Porto Bello was first named by Columbus in 1502. It became the trans shipment point for the wealth sent to and across from Panama City having been collected from booty and mining operations in the whole area of Central and South western America. Like Cartagena, it was also raided twice by Sir Francis Drake. On one of the raids there was so much bullion awaiting shipment that there was not enough warehouse space, so gold only was warehoused. Silver bars were just piled in the open. On his second visit, Drake fell ill with fever and died aboard ship there. His body was buried at sea close to the island at the entrance to the bay, called Isla Drake. Through most of the 1800s there were 4 forts restricting entrance to Porto Bello. Sadly, during the unsuccessful French attempt to build a Panama Canal, most of the stones that made up the forts were moved to the Canal Zone and used in construction. When I arrived, only the border of Fort San Juan and a small part of the Castillo Glorias structure remained.

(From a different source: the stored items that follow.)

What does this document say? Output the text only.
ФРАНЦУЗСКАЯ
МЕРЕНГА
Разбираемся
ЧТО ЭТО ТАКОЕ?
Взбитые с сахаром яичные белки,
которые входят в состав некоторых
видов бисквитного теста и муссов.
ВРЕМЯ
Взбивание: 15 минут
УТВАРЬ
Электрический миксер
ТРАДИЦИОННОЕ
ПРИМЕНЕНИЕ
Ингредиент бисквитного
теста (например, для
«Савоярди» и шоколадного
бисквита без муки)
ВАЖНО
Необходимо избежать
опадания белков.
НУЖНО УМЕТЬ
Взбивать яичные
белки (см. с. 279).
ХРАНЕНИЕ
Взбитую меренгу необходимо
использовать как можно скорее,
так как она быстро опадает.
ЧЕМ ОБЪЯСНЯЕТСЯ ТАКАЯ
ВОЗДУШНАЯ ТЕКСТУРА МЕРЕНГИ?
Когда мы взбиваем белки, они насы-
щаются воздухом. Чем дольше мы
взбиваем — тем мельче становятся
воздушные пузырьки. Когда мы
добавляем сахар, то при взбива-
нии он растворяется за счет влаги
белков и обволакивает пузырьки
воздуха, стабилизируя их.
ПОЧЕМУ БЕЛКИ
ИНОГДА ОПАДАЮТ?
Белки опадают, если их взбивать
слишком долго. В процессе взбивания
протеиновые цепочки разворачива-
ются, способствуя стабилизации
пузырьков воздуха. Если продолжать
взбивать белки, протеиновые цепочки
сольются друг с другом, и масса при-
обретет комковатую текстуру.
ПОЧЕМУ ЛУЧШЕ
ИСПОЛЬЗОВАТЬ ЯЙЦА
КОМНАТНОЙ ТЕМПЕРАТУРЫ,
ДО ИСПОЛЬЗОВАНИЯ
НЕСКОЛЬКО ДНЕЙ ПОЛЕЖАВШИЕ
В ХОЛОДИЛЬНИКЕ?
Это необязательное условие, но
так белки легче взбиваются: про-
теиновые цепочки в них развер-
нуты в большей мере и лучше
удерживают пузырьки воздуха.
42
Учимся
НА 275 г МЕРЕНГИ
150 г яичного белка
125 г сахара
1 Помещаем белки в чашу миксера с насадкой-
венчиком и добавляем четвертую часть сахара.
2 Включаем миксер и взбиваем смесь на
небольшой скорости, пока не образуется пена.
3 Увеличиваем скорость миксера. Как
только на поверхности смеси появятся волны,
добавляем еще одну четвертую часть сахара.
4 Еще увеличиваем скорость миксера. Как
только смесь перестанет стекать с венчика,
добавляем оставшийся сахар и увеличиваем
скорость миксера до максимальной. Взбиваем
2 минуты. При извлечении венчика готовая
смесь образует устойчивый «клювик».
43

The town itself lost its economic advantage before the Canal was completed by the USA in 1913, which accelerated its decline. It is now a tiny village, very soggy the day I was there. The rivers that enter the bay were really flowing that day so the water was ugly brown, so I just powered the last 17 miles to the Canal breakwaters and Shelter Bay Marina where I settled in to watch it rain hard for 4 days.

 

Much of Panama has been in crisis due to washed out roads, lowland flooding and mudslides. The last two days have been much better, but it is called “the rainy season”. A couple of days ago I went to Panama City, a 2 ˝ hour bus trip, to get my EPIRB repowered and recertified. I took a cab back as bus transport was iffy that night. There was a lot of mud, invisible holes and running waters on much of the roads, but we still made it in less that 3 hours. Long day!

 

Until I fly out to Seattle for Xmas on the 16th, it is boat projects as usual. Also I am planning to crew through the Canal on a friends boat as a helper and for the experience.